Raf became a Tattoo artist! If someone would have told me ten years ago that my husband would become a tattoo artist I would have told them they were crazy. But it was something that he wanted to do and he did it and I’m proud of him. And now I have my own personal tattoo artist in the house. I’ve always loved tattoos and have wanted to get more of them but I, generally, don’t like being touched by strangers. I hate the dentist, I don’t like getting my hair done, I don’t like doctors, and I especially dislike massages. So now that Raf has his tattoo license I can get tattoos and not feel uncomfortable. So I got a few of ’em this year.
Stay by Allie Larkin. Seriously loved this book. Best summer read ever. It’s got romance and German shepherds. Allie is a friend and let me interview her for her blog tour. Watching her success from this book was, seriously, one of the highlights of my year.
Born to Run by Christopher McDougall. So very inspiring. This is the book that got me back into my running practice. And may even start me on a barefoot running practice (more on this in another post).
Here we are, another year later. It has been bittersweet. It was the best and the worst year of my life all at the same time. It has been a year that has changed me forever.
Up until a month ago I would have said that this was one of the best years of my life. I turned 40, and while that could have been scary and terrible, I have decided to look at my Forties as the prime of my life. Because, really, it is. I feel really good about myself and have more confidence than I have ever had. I have thought a lot about my life and what, exactly, I want out of it. What is important and what isn’t. At 40 I think that this phrase sums up my thoughts on life: “wherever you go, there you are.” In other words, I’m not going to be happy trying to run to or away from things. I am not going to be happy getting things. Happiness is always there, accessible within me all the time.
That said, I am proud of myself for picking myself up out of Spokane and finding a place to live that I love. As much as I tried to find happiness in Spokane I realized that I needed to be somewhere else. I don’t know what it is about that town that oppresses me so much but it always has, even growing up there. I loved the friends I made there, and I love my family. But the vibe of the town doesn’t jibe with me. I do believe that cities have certain “voices” or “vibes” or whatever you want to call it. Spokane doesn’t do it for me. But this little town of Sandy does. I love it here and am so happy to be living here. I feel so blessed. I love living so close to Mt. Hood and I love seeing its beauty everyday (well, when it’s clear out). So in that sense, I feel like 2009 treated me very well.

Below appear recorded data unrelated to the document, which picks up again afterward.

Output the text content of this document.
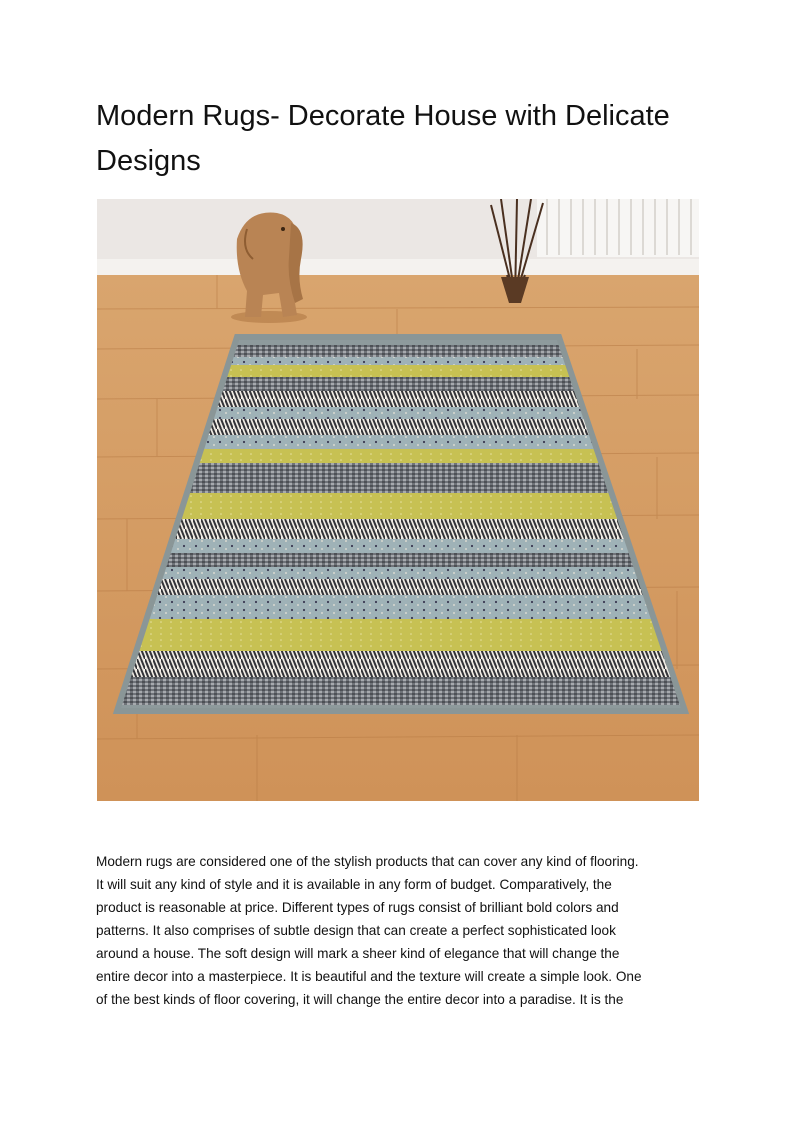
Modern Rugs- Decorate House with Delicate Designs
Modern rugs are considered one of the stylish products that can cover any kind of flooring.
It will suit any kind of style and it is available in any form of budget. Comparatively, the
product is reasonable at price. Different types of rugs consist of brilliant bold colors and
patterns. It also comprises of subtle design that can create a perfect sophisticated look
around a house. The soft design will mark a sheer kind of elegance that will change the
entire decor into a masterpiece. It is beautiful and the texture will create a simple look. One
of the best kinds of floor covering, it will change the entire decor into a paradise. It is the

However, this is the year I lost my step-dad. This has been the most devastating and painful experience of my life. It is still so raw and I tear up whenever I think about it. I still can’t believe he’s gone, even after watching him die. So that part of 2009 completely sucked horribly. But I also learned things from that experience that have changed me forever. I learned about Karma. I learned that in the end, things don’t matter, money doesn’t matter. The only thing that matters is love. Doug was a very giving and loving person and he left this world with his family and friends by his side. That’s karma. I also learned that there might be something beyond this life. I know that sounds all weird and metaphysical and I understand that this is very debatable. But this experience with Doug made me think about the afterlife a little bit differently than I have in the past.
So that was my 2009. I hope that next year is filled with less drama.
I don’t have any resolutions but I do want to do one thing. Learn how to play the banjo. I finally got my banjo last night and I can’t wait to learn. I declare 2010 The Year of the Banjo!
Hope you all have a happy and peace-filled New Year.